Not directly, but laminar analytical solutions exist for rectangular, triangular, and annular ducts as well. For a square duct of side a, for example, Q = K a^4 Delta P / (mu L) with K about 0.0351. In practice it is common to use the hydraulic diameter D_h = 4A/P (A = area, P = wetted perimeter) and substitute it into the circular formula, which keeps the laminar error to roughly 10-20 percent. For precise calculations use the cross-section-specific analytical solution, or a CFD numerical solution.
Real-World Applications
Medicine: IV drips, infusions, and catheter design: The drip rate of an IV is set by the needle bore and the bag height (head pressure), and the design equation is exactly Hagen-Poiseuille. Because radius enters as R^4, the choice of standard needle gauge (18G, 20G, 22G, ...) is the dominant factor in delivery rate. Hemodialysis blood circuits, continuous anesthetic infusion, and CT/MRI contrast injection are all designed by relating flow rate, viscosity, and catheter size with this formula.

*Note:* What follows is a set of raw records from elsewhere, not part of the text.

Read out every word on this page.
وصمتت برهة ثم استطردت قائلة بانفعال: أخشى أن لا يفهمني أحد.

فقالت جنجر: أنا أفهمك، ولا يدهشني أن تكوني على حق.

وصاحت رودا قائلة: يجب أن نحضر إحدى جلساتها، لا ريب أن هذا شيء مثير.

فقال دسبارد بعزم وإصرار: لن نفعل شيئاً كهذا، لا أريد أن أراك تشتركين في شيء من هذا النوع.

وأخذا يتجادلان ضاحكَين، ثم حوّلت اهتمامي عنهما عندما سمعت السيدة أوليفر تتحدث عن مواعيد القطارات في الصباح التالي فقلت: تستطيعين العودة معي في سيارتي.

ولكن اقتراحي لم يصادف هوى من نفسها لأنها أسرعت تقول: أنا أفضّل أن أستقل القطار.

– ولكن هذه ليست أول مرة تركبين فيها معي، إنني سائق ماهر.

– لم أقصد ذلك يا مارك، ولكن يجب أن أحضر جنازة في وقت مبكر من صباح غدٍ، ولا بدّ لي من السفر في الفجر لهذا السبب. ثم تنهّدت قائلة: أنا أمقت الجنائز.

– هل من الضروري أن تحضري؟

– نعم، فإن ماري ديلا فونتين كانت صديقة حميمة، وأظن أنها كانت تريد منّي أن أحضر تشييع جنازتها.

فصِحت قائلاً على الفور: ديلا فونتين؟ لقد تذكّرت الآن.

Microfluidics and lab-on-a-chip: Microfluidic chips have channels of tens to hundreds of micrometers, where Re is almost always below 1, so laminar flow is the default. Hagen-Poiseuille (and its rectangular-duct analog) is the standard design equation for bio-devices including PCR, cell culture, and protein crystallization. Narrowing the channel makes the required Delta P explode as R^4, so the trade-off between pump pressure and channel size is a central design problem.
Groundwater and porous-media flow: Darcy's law q = -(k/mu) grad P for flow through porous media is derived by averaging Hagen-Poiseuille flow over a pore-size distribution (the starting point for the Kozeny-Carman equation). Groundwater modeling, oil and gas reservoir simulation, contaminant transport in soil, and CO2 geological storage are all essentially collections of Hagen-Poiseuille flows.

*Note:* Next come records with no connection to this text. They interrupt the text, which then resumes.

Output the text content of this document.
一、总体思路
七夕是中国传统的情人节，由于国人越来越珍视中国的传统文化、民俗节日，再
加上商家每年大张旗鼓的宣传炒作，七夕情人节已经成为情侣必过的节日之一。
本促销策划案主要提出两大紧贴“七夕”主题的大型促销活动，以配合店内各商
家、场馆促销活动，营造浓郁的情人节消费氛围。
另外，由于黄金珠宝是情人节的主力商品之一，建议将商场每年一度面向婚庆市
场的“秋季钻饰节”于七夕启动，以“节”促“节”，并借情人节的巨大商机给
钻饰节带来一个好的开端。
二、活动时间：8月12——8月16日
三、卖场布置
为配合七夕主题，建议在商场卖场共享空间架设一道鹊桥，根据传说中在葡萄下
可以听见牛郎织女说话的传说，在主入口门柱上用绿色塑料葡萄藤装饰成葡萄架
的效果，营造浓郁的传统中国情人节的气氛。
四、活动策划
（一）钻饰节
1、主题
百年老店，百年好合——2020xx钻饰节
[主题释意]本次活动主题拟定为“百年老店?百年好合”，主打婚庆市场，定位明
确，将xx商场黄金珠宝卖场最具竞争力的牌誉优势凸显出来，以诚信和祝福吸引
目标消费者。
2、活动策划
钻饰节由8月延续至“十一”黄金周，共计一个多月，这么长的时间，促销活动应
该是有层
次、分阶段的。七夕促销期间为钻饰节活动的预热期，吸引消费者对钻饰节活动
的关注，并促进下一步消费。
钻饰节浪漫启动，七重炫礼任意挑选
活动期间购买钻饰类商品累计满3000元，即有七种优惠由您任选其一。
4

Lubrication and tribology: Lubricant flow in the gap of a bearing or gear is also handled within the Hagen-Poiseuille framework as a thin-gap laminar flow (a superposition of Couette and Poiseuille flows). It is the starting point of the Reynolds equation, and is used to estimate friction loss and heat generation from oil-film thickness, viscosity, and rotation speed.
Common Misconceptions and Pitfalls
The most common misconception is that "raising the pressure can increase the flow rate without bound." Hagen-Poiseuille looks like Q ~ Delta P, but only as long as the flow stays laminar. Raise the pressure and Re will eventually exceed 2300, and the flow transitions to turbulent, where Q ~ sqrt(Delta P) — doubling the pressure roughly multiplies the flow rate by only 1.4. In the simulator, once you raise Delta P far enough that statRe goes above 2300, the displayed Q is the theoretical "what if it stayed laminar" value; the actual flow rate would be lower.
The next is to confuse "radius vs diameter" and "mean vs maximum." The R in the Hagen-Poiseuille formula is the radius, not the diameter D. Mixing it up with the diameter form Q = pi D^4 Delta P / (128 mu L) gives a factor-of-16 error. Likewise, Re = rho V D / mu is in terms of the diameter, and the mean velocity V_avg is half the maximum V_max — small definition mismatches matter. This tool is consistent throughout: input radius R, mean velocity V_avg, and diameter-based Re.
Finally, beware of the assumption that "the fluid is water, so I can ignore viscosity." Water has a small viscosity of about 1.0 mPa·s at 20 C, but this changes substantially with temperature and additives. Glycerin is 1500 mPa·s (1500 times water), engine oil is 100 to 500 mPa·s. The flow rate is inversely proportional to mu, so a tenfold viscosity increase reduces Q tenfold. Slide mu from 0.0010 (water) up to 0.01 and 0.1 (oil) to feel the dramatic effect. A viscosity input error is one of the classic causes of wildly wrong CAE results.